Often we want to execute parallel jobs consisting of standard UNIX commands. By "parallel" we mean the same command runs on multiple nodes of the cluster. We use these simple parallel jobs to move files, to run small tests, and to perform various administrative tasks.
Rocks provides a simple tool for this purpose called cluster-fork. For example, to list all your processes on the compute nodes of the cluster:
$ cluster-fork ps -U$USER |
By default, cluster-fork uses a simple series of ssh connections to launch the task serially on every compute node in the cluster. Cluster-fork is smart enough to ignore dead nodes. Usually the job is "blocking": cluster-fork waits for the job to start on one node before moving to the next. By using the --bg flag you can instruct cluster-fork to start the jobs in the background. This corresponds to the "-f" ssh flag.
$ cluster-fork --bg hostname |
Often you wish to name the nodes your job is started on. This can be done by using an SQL statement or by specifying the nodes using a special shorthand.
The first method of naming nodes uses the SQL database on the frontend. We need an SQL statement that returns a column of node names. For example, to run a command on compute nodes in the first rack of your cluster exectute:
$ cluster-fork --query="select name from nodes where name like 'compute-1-%'" [cmd] |
The next method of requires us to explicitly name each node.
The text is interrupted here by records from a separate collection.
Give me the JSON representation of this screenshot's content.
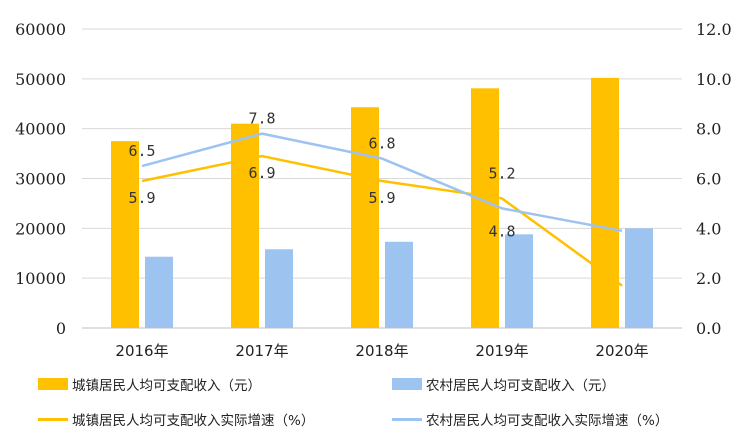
{
  "chart_data": {
    "type": "bar",
    "categories": [
      "2016年",
      "2017年",
      "2018年",
      "2019年",
      "2020年"
    ],
    "series": [
      {
        "name": "城镇居民人均可支配收入（元）",
        "kind": "bar",
        "axis": "left",
        "color": "#FFC000",
        "values": [
          37500,
          41000,
          44300,
          48100,
          50200
        ]
      },
      {
        "name": "农村居民人均可支配收入（元）",
        "kind": "bar",
        "axis": "left",
        "color": "#9DC3F0",
        "values": [
          14300,
          15800,
          17300,
          18800,
          20000
        ]
      },
      {
        "name": "城镇居民人均可支配收入实际增速（%）",
        "kind": "line",
        "axis": "right",
        "color": "#FFC000",
        "values": [
          5.9,
          6.9,
          5.9,
          5.2,
          1.7
        ],
        "labels": [
          "5.9",
          "6.9",
          "5.9",
          "5.2",
          ""
        ]
      },
      {
        "name": "农村居民人均可支配收入实际增速（%）",
        "kind": "line",
        "axis": "right",
        "color": "#9DC3F0",
        "values": [
          6.5,
          7.8,
          6.8,
          4.8,
          3.9
        ],
        "labels": [
          "6.5",
          "7.8",
          "6.8",
          "4.8",
          ""
        ]
      }
    ],
    "y_left": {
      "range": [
        0,
        60000
      ],
      "ticks": [
        "0",
        "10000",
        "20000",
        "30000",
        "40000",
        "50000",
        "60000"
      ]
    },
    "y_right": {
      "range": [
        0,
        12
      ],
      "ticks": [
        "0.0",
        "2.0",
        "4.0",
        "6.0",
        "8.0",
        "10.0",
        "12.0"
      ]
    },
    "grid": true,
    "legend_placement": "bottom"
  }
}
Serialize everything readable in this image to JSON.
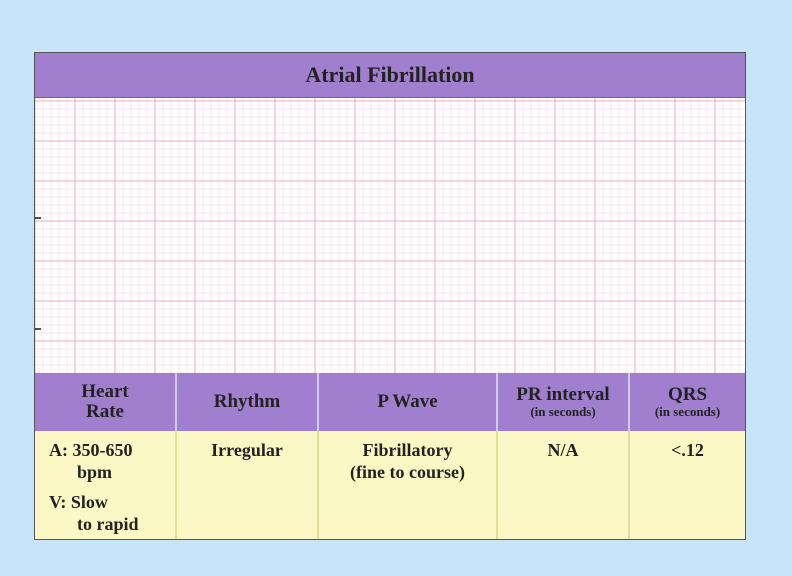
{
  "title": "Atrial Fibrillation",
  "table": {
    "headers": [
      {
        "lines": [
          "Heart",
          "Rate"
        ]
      },
      {
        "lines": [
          "Rhythm"
        ]
      },
      {
        "lines": [
          "P Wave"
        ]
      },
      {
        "lines": [
          "PR interval"
        ],
        "note": "(in seconds)"
      },
      {
        "lines": [
          "QRS"
        ],
        "note": "(in seconds)"
      }
    ],
    "rows": [
      [
        {
          "blocks": [
            [
              "A: 350-650",
              "bpm"
            ],
            [
              "V: Slow",
              "to rapid"
            ]
          ]
        },
        {
          "blocks": [
            [
              "Irregular"
            ]
          ]
        },
        {
          "blocks": [
            [
              "Fibrillatory",
              "(fine to course)"
            ]
          ]
        },
        {
          "blocks": [
            [
              "N/A"
            ]
          ]
        },
        {
          "blocks": [
            [
              "<.12"
            ]
          ]
        }
      ]
    ]
  }
}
When launching a job on many nodes of a large cluster this often becomes cumbersome. We provide a special shorthand to help with this task. This shorthand, borrowed from the MPD job launcher, allows us to specify large ranges of nodes quickly and concisely.
The shorthand is based on similarly-named nodes and uses the --nodes option. To specify a node range compute-0-0 compute-0-1 compute-0-2, we write --nodes=compute-0-%d:0-2. This scheme works best when the names share a common prefix, and the variables between names are numeric. Rocks compute nodes are named with such a convention.
Other shorthand examples:
Discontinuous ranges:
compute-0-%d:0,2-3 --> compute-0-0 compute-0-2 compute-0-3
Multiple elements:
compute-0-%d:0-1 compute-1-%d:0-1 --> compute-0-0 compute-0-1 compute-1-0 compute-1-1
Factoring out duplicates:
2*compute-0-%d:0-1 compute-0-%d:2-2 --> compute-0-0 compute-0-0 compute-0-1 compute-0-1 compute-0-2
$ cluster-fork --nodes="compute-2-%d:0-32 compute-3-%d:0-32" ps -U$USER |
The previous example lists the processes for the current user on 64 nodes in racks two and three.